Allog­gio nella Ben­del­gasse
È per richie­denti asilo, distretto Meid­ling. Incon­triamo Hay­sal, 37 anni inse­gnante di inglese e infer­miere spe­cia­liz­zato. Di Hashad, città «molto reli­giosa» vicina a Tehe­ran, lui al con­tra­rio ha abban­do­nato l’islam, è senza barba e gira in maglietta, ere­sie che si pagano con la morte. Né si può pren­dere moglie da are­li­gioso. Per fug­gire ha pagato 2700 euro ai tra­ghet­ta­tori spa­riti appena entrati in Unghe­ria, dalla Ser­bia, tagliando il filo spi­nato. Gli occhi di quest’uomo alto e ben piaz­zato si riem­piono di lacrime. «Mi sono sen­tito trat­tato come un ani­male, anziani e bam­bini che chie­de­vano aiuto invano, la poli­zia ci ha costretti a cam­mi­nare a piedi 70 chi­lo­me­tri fino a Sze­ged. Durante il tra­gitto in barca dalla Tur­chia a Miti­lini ne abbiamo visto un altra che si capo­vol­geva». E’ entu­sia­sta di Vienna «In sta­zione a distri­buire bot­ti­glie d’acqua c’era anche un pro­fes­sore uni­ver­si­ta­rio, un inge­gnere, una cosa impen­sa­bile da noi». Così ha deciso di chie­dere asilo qui. L’avrà? Il mini­stero degli interni già molto restrit­tivo sta ela­bo­rando una nuova for­mula di asilo a ter­mine, incerta ancora la posi­zione dell’alleato di governo social­de­mo­cra­tico del can­cel­liere Wer­ner Faymann.

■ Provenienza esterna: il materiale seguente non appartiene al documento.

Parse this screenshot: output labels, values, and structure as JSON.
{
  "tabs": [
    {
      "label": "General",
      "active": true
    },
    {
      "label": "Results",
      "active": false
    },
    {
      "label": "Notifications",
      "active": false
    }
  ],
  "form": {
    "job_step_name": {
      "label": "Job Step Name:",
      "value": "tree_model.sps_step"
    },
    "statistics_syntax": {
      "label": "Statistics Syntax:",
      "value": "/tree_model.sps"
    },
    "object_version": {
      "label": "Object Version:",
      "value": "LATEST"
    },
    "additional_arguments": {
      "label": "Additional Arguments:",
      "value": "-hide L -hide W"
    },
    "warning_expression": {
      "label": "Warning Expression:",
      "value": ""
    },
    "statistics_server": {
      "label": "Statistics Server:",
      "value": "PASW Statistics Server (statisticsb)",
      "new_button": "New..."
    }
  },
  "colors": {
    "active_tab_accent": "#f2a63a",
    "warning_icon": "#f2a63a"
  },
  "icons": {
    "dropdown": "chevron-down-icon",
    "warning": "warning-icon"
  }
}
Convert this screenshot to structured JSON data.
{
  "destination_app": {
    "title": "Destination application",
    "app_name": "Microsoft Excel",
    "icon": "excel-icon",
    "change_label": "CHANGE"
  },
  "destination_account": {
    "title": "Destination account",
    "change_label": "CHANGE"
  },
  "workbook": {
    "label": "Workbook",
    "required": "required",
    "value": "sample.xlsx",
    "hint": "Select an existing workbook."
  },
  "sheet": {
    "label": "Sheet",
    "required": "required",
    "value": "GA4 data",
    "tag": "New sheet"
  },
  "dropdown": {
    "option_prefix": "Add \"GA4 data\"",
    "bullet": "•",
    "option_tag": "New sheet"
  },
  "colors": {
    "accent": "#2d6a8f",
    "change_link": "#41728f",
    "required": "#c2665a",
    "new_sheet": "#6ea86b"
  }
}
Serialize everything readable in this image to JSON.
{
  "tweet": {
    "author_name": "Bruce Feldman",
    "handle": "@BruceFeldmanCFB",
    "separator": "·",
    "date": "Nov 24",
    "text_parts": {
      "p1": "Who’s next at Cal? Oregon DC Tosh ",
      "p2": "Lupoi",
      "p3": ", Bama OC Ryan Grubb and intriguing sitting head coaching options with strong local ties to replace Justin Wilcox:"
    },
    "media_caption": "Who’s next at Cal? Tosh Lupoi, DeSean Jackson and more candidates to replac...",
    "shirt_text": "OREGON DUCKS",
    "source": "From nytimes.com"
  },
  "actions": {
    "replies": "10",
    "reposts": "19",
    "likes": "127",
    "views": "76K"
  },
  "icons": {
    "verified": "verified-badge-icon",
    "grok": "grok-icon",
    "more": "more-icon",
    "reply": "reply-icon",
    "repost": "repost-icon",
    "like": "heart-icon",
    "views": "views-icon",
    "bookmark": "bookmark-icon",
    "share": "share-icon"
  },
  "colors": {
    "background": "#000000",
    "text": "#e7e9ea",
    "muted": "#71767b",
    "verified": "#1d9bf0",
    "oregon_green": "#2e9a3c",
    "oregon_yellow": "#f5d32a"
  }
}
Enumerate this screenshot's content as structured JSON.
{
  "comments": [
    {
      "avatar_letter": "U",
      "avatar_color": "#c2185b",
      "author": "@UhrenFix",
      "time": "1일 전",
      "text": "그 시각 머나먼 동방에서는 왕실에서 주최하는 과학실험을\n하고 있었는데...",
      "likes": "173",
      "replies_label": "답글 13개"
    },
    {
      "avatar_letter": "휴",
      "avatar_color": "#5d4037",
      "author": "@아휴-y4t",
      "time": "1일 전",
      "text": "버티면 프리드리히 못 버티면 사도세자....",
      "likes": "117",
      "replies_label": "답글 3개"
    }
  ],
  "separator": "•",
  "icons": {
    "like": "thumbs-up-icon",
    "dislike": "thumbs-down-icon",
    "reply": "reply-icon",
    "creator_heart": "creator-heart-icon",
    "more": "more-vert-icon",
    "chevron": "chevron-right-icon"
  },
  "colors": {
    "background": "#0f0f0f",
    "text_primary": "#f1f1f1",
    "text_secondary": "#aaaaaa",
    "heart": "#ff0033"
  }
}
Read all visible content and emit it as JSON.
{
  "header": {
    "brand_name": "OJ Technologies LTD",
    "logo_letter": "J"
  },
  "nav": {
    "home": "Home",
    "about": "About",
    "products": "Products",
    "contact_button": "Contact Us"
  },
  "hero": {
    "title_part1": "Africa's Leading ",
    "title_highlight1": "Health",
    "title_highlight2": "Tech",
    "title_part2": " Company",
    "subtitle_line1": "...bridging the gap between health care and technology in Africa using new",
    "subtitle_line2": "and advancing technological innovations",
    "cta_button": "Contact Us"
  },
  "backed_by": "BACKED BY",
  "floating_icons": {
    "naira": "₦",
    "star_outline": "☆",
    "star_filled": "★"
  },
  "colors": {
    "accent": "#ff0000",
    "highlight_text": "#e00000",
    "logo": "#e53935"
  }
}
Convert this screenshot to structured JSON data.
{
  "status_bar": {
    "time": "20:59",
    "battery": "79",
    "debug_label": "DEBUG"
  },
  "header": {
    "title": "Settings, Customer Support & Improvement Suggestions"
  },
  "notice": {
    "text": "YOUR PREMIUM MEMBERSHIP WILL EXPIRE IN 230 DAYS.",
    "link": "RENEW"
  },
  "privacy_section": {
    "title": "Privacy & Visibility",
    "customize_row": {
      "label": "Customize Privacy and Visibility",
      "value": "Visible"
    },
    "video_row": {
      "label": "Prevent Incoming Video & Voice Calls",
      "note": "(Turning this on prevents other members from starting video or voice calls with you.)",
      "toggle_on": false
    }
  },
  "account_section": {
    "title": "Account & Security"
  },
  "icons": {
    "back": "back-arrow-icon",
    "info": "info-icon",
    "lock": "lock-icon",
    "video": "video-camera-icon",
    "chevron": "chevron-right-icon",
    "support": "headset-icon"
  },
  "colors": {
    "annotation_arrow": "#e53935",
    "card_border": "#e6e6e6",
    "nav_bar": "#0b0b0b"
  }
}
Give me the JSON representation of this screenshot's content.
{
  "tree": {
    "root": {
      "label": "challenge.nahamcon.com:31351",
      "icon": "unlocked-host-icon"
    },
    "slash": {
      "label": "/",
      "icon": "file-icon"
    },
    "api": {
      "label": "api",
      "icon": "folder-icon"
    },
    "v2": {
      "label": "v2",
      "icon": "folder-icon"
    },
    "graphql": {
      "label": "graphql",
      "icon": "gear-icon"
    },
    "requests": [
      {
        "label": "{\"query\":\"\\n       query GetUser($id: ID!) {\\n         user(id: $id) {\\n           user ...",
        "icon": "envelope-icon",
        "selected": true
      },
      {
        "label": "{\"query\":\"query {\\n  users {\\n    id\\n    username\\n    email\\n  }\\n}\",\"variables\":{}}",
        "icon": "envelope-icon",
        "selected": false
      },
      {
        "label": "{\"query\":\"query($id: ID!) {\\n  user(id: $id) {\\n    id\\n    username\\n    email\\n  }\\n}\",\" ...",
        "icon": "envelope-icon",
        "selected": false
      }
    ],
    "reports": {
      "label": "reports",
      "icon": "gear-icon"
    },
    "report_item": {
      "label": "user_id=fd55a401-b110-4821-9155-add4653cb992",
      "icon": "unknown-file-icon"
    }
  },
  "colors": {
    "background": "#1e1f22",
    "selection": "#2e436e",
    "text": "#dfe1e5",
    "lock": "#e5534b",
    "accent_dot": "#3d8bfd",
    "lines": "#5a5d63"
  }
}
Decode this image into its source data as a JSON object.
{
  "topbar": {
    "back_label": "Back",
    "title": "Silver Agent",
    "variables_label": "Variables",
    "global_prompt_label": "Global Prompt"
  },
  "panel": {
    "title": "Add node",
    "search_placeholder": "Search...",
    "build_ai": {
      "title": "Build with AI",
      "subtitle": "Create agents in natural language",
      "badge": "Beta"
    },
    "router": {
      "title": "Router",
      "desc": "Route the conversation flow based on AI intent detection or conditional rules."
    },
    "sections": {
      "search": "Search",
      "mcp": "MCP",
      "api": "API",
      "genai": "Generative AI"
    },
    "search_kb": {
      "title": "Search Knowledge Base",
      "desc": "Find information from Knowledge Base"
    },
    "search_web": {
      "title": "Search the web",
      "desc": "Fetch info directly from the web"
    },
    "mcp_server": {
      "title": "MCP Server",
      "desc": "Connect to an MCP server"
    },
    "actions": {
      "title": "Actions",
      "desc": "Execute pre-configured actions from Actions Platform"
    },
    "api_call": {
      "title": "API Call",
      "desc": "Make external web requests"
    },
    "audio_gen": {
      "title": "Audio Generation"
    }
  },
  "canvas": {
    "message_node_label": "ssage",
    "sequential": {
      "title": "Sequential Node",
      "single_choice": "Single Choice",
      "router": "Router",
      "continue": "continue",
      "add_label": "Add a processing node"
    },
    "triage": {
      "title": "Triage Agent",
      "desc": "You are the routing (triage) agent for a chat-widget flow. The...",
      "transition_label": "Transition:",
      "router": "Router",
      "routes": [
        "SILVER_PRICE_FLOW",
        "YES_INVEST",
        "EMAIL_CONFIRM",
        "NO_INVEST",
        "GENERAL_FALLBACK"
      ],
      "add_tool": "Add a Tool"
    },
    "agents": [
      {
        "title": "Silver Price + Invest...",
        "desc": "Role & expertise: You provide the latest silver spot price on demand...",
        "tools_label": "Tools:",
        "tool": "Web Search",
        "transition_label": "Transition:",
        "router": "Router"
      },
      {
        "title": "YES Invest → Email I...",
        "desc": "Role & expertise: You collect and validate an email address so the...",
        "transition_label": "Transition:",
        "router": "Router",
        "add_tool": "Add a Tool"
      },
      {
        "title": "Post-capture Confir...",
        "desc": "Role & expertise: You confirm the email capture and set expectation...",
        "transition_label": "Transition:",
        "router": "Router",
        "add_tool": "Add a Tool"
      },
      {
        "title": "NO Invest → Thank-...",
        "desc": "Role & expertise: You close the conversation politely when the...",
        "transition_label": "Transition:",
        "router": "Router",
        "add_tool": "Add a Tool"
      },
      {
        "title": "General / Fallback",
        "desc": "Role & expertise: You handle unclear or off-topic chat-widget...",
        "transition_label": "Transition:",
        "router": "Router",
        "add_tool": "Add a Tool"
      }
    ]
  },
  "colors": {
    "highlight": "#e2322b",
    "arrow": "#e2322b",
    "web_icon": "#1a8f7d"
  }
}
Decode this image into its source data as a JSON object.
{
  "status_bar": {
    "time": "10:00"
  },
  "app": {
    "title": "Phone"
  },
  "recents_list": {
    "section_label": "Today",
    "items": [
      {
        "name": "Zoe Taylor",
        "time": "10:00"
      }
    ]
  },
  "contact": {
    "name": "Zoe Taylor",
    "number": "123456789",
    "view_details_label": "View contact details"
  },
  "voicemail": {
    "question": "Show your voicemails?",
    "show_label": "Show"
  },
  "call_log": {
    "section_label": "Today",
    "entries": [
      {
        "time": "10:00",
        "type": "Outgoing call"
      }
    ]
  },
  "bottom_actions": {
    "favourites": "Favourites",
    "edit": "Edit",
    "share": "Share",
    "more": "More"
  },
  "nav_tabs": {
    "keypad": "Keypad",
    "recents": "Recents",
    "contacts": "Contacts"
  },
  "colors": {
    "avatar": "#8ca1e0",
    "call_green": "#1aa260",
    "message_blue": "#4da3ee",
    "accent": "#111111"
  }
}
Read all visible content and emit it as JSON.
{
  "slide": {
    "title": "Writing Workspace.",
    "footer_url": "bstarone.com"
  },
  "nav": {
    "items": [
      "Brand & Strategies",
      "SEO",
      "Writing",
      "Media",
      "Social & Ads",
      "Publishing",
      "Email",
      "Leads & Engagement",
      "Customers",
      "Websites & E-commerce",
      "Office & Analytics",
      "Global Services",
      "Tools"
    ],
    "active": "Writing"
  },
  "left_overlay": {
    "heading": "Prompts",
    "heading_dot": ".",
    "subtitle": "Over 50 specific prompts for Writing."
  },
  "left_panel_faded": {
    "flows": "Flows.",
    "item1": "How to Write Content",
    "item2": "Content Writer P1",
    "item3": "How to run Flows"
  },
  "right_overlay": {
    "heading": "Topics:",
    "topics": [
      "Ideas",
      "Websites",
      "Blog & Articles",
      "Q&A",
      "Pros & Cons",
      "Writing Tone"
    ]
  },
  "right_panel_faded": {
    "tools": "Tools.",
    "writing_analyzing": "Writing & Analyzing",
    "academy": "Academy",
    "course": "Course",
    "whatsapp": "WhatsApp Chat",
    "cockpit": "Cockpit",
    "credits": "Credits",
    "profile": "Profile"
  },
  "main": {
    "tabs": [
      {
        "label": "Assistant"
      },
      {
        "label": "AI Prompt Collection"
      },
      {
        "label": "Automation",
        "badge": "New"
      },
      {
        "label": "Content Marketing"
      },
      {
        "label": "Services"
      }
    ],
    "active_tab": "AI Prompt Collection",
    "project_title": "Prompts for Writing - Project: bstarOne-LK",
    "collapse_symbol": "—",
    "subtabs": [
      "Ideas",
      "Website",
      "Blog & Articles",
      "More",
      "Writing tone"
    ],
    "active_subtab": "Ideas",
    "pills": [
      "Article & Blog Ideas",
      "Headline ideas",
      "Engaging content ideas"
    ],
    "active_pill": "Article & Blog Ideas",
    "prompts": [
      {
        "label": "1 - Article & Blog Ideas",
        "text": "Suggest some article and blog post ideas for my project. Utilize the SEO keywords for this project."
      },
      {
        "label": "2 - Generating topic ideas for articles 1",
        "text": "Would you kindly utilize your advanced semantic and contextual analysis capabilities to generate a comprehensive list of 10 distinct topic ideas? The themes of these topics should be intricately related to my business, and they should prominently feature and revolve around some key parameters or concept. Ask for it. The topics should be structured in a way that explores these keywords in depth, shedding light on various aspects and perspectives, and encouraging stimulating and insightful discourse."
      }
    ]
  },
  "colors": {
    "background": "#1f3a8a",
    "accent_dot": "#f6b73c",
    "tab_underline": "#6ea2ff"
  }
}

Cen­tro crisi per bam­bini
Dre­h­scheibe, turn­ta­ble in inglese, cen­tro crisi spe­ciale per bam­bini del Comune che si occupa di bam­bini soli, rifu­giati o migranti. (Ci tro­viamo a Sim­me­ring, quar­tiere popo­lare ex-rosso pas­sato alla Fpoe). Il posto è tutto rin­no­vato, spazi gene­rosi, pareti dipinti dai bam­bini coll’aiuto di stu­denti dell’Accademia di Belle Arti. «Ogni giorno arri­vano da noi due bam­bini tro­vati in giro soli, la mag­gio­ranza è dell’Afghanistan» spiega la diret­trice del cen­tro Karin Hir­schl. I bam­bini riman­gono qui fino a tre mesi, il tempo neces­sa­rio per rimet­terli in sesto e chia­rire come e dove inse­rirli: in pic­cole comu­nità allog­gio o presso fami­glie. «Due fra­telli soli di 16 e 8 anni vole­vano per forza andare in Ger­ma­nia, era l’impegno preso dal più grande con la sua fami­glia. Li abbiamo con­vinti di rima­nere, il più pic­colo era troppo debole e malato per pro­se­guire». La Dre­h­scheibe si è fatto carico anche dei minori del discusso cen­tro di prima acco­glienza di Trai­skir­chen , seguendo la diret­tiva del sin­daco di Vienna Michael Haeupl, sup­plendo anche qui all’incapacità del mini­stero degli Interni di garan­tire ai minori non accom­pa­gnati un trat­ta­mento ade­guato.
Spe­riamo che i 100 esperti austriaci pro­messi per l’istallazione del famoso hotspot in Gre­cia non siano scelti dalla mini­stra Johanna Mikl Leitner.